Education in the arts creates the opportunity to explore the world through culture. The arts can offer exploration and knowledge from a holistic, spherical, three-dimensional perspective rather than a linear construction of ideas. Even with this unique perspective on life and humanity, the arts at times are relegated to secondary status in the educational policies of the federal and state governments, driven by economic and political agendas. Additionally, arts courses in universities are sometimes given nominal attention in extra-curricular or elective courses, devoid of systematic and in-depth inquiry in classes designed to impart superficial appreciation for the arts or music in general. MIT professor Ellen T. Harris points out that science and mathematics courses would not be demoted to such status: “It would be difficult to imagine a course called ‘Science Appreciation.’”[1] Due partly to an emphasis on science and math at the university level, K-12 programs are offering students inadequate preparation for advanced studies in the arts; in some cases arts curriculum has been eliminated altogether.
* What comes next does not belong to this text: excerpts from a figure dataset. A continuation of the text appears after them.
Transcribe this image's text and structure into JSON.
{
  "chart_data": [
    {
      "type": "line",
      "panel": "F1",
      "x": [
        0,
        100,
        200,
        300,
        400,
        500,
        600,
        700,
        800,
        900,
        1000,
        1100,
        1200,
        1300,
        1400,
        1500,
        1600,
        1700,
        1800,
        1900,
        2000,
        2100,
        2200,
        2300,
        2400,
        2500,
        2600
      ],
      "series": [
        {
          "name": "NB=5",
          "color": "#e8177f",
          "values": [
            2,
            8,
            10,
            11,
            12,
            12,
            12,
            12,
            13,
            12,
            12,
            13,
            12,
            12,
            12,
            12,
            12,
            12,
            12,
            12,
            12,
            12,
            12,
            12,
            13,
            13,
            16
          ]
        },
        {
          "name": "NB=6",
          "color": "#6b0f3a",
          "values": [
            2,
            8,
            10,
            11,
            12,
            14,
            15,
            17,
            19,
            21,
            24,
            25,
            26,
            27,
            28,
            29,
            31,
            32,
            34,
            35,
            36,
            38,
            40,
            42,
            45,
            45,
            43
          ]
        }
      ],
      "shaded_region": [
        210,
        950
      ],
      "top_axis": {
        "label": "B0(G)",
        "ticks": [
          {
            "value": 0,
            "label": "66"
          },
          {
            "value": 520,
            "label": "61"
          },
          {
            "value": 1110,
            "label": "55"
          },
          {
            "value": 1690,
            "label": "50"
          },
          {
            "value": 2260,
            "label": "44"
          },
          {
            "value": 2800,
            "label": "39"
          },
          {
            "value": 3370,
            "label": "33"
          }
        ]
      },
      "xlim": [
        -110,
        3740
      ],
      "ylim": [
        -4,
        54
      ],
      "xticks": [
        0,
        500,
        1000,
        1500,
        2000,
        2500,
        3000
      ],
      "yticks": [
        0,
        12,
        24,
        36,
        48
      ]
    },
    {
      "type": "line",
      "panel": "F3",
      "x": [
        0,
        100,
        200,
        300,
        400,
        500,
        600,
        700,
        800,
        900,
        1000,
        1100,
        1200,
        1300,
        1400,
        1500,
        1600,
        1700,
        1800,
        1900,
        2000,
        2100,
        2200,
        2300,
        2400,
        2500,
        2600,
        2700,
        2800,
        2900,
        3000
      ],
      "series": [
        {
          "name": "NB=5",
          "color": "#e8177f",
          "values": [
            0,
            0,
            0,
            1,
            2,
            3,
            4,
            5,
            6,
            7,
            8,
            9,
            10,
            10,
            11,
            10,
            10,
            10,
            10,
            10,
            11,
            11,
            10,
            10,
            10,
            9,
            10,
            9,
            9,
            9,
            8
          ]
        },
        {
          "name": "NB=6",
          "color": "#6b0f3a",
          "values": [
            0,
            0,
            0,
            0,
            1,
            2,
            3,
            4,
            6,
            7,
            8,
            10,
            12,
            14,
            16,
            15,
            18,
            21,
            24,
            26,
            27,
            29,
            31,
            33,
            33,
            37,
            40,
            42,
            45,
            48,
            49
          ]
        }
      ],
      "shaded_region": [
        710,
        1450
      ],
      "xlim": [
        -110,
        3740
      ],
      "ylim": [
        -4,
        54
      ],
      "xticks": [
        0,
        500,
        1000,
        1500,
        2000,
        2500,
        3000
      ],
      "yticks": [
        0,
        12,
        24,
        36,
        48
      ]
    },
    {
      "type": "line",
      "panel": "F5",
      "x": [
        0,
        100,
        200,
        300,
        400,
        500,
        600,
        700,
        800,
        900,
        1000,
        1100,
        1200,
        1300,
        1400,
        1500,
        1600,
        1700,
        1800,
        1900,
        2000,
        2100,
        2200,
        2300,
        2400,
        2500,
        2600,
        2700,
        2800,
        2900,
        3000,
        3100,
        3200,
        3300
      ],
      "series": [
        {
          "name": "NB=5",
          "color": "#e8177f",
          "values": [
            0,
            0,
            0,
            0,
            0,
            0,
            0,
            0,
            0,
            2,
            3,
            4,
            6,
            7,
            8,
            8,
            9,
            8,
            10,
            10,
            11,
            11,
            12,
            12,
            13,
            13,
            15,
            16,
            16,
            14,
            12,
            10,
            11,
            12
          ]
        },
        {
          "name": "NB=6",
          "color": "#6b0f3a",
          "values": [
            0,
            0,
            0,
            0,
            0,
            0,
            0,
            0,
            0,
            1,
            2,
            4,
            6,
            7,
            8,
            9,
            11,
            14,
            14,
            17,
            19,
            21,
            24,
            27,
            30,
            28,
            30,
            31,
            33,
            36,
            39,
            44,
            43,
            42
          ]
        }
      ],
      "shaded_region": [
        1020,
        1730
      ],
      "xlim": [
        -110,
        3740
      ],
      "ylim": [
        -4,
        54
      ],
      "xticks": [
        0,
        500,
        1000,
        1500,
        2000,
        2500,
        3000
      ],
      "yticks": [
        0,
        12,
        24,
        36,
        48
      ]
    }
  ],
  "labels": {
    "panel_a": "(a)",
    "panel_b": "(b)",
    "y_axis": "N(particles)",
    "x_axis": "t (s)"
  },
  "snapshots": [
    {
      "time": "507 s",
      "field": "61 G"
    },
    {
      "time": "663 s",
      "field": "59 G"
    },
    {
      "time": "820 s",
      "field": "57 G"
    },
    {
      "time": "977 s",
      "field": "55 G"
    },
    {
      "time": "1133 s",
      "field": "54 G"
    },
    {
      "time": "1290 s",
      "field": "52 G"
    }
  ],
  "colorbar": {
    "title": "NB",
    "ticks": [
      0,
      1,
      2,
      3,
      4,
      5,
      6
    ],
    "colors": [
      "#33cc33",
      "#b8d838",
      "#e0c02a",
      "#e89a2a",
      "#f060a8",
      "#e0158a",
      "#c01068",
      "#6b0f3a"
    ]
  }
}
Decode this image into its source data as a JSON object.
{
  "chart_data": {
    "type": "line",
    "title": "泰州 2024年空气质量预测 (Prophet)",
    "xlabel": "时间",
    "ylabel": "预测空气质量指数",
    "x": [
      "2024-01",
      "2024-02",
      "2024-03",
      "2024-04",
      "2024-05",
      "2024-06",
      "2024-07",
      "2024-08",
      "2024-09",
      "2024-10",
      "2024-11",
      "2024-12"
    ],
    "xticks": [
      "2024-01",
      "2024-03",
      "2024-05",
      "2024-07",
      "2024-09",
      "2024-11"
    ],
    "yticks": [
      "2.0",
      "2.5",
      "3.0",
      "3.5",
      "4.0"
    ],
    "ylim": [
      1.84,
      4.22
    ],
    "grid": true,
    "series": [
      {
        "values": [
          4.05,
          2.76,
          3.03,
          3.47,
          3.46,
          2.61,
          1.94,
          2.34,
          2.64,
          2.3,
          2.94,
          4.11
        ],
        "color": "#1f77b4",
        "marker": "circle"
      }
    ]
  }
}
Multiculturalism manifests itself in arts education, preparing students to study culture as it reveals itself through art in a particular time, place, and under varying political, religious, and civic issues. Cultures are identified by the arts they produce through music, painting, media, theater, and so on. For example, the International Center of Bethlehem is seeking to re-shape the common international perception of Palestinians through culture and education in its multi-faceted programs covering all of the above elements. The arts may also challenge the culture it comes from, often with repercussions against the artist as in the case of Egyptian author Naguib Mahfouz being stabbed in the neck after the publication of Children of the Alley that described an alternative perspective on religion and sexuality in Egypt. Other negative responses may be censorship of musical works such as happened in the Soviet Union, or books as in Iran after the publication of Salman Rushdie’s The Satanic Verses. Censorship occurs in the United States largely at the local level, with the banning of books from public and school libraries deemed evil or inappropriate by religious and parent pressure groups.

Bethlehem Star Music and Dar Al-Kalima College are working to engage students young and old to view their world liberally and objectively, using fine arts and music as a means to appreciating the beauty of the world we live in today.

[1] Harris, Ellen T. 1997. The Arts. In Handbook of the Undergraduate Curriculum, ed. Gaff, Jerry G., and James L. Ratcliff, 320-340. San Francisco: Jossey-Bass Inc, 321.